One of my favourite approaches was demoed to me by Martin Stabe at the Financial Times: all of their graphics and data reporting staff have access to a shared MySQL database. When a new dataset is collected, it becomes another table in this database. Over time, this has lead them to create a massive collection of tables which are easy to query and can be joined up for ad-hoc relationships.

The obvious downside of this approach is that it has a fairly high barrier to entry: even with tools like phpMyAdmin, a relational database is probably not every reporter’s idea of a comfortable working environment. The FT’s solution to this appears to be teamwork, with reporters and members of the data team collaborating on projects where needed.

Platforms to the rescue?

While these approaches are very pragmatic, it’s doubtful how well they scale both on a human and a technical level. Of course, there are a few efforts to develop platforms to assist journalists in managing their data assets.

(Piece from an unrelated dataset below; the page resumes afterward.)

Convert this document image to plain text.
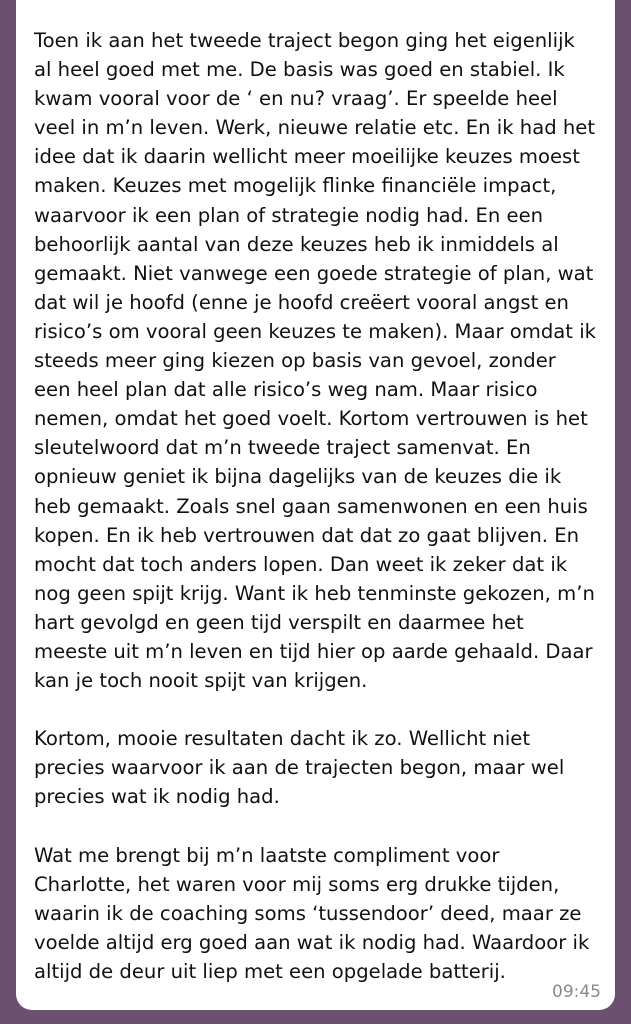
Toen ik aan het tweede traject begon ging het eigenlijk al heel goed met me. De basis was goed en stabiel. Ik kwam vooral voor de ‘ en nu? vraag’. Er speelde heel veel in m’n leven. Werk, nieuwe relatie etc. En ik had het idee dat ik daarin wellicht meer moeilijke keuzes moest maken. Keuzes met mogelijk flinke financiële impact, waarvoor ik een plan of strategie nodig had. En een behoorlijk aantal van deze keuzes heb ik inmiddels al gemaakt. Niet vanwege een goede strategie of plan, wat dat wil je hoofd (enne je hoofd creëert vooral angst en risico’s om vooral geen keuzes te maken). Maar omdat ik steeds meer ging kiezen op basis van gevoel, zonder een heel plan dat alle risico’s weg nam. Maar risico nemen, omdat het goed voelt. Kortom vertrouwen is het sleutelwoord dat m’n tweede traject samenvat. En opnieuw geniet ik bijna dagelijks van de keuzes die ik heb gemaakt. Zoals snel gaan samenwonen en een huis kopen. En ik heb vertrouwen dat dat zo gaat blijven. En mocht dat toch anders lopen. Dan weet ik zeker dat ik nog geen spijt krijg. Want ik heb tenminste gekozen, m’n hart gevolgd en geen tijd verspilt en daarmee het meeste uit m’n leven en tijd hier op aarde gehaald. Daar kan je toch nooit spijt van krijgen.

Kortom, mooie resultaten dacht ik zo. Wellicht niet precies waarvoor ik aan de trajecten begon, maar wel precies wat ik nodig had.

Wat me brengt bij m’n laatste compliment voor Charlotte, het waren voor mij soms erg drukke tijden, waarin ik de coaching soms ‘tussendoor’ deed, maar ze voelde altijd erg goed aan wat ik nodig had. Waardoor ik altijd de deur uit liep met een opgelade batterij.

09:45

Probably the most relevant software project to data management in a newsroom is the Panda Project, another Knight Challenge winning project from 2011. Panda tries to capture all the little spreadsheets and tables that would result from a newsrooms daily operations and gives them a permanent home.

The developers put a lot of emphasis on ease of use, so the effort required to upload data would be minimal. At the same time, they chose to base much of the platform around full-text search. This may be useful in order to find names of companies and people in the data, but for statistical and other measurement data, the search makes no sense. Since the only other option is to download the entire dataset, Panda simply lacks a good way to handle numeric data.

CKAN, the OKFN’s widely-used data catalogue, is another possible solution to keep track of datasets. Since its 2.0 release, the platform features an attractive user interface and decent data previews. My concern about using CKAN for data management (as opposed to its publication) is that unlike tools like GitHub, CKAN doesn’t integrate into a workflow but rather relies on the user to fill out forms to document their actions.

Interestingly, this concern was rejected by folks at Spiegel, pointing out that form-filling is something that can be enforced via policy within the organisation. I’m not entirely convinced of this, so it seems like there may be an interesting experiment to be had here.

While it may be a bit of a long shot, I’m also trying to find out if the next version of the Investigative Dashboard may be able to play such a role in newsrooms.

Finally, there is an entire category of business intelligence tools (like Pentaho or its commercial competitors) that could help manage a complex data warehouse. I’m not sure how these tools fit in well with an incremental approach to building a data architecture at Spiegel though.

What is to be done?

For the moment, Spiegel’s documentation unit has set up a massive storage server running Postgres as the core data system. Reporters and researchers will be given access to this database using a visual database client, and I’m busy importing a few core datasets based on public statistical databases.

Once this is running and has been adopted by some of the research staff, I’m keen to actually run the CKAN experiment and too see if this very structured approach will succeed. At the same time, I’m hoping that other people may be aware of better solutions to this challenge - so: how does your news organisation manage its data?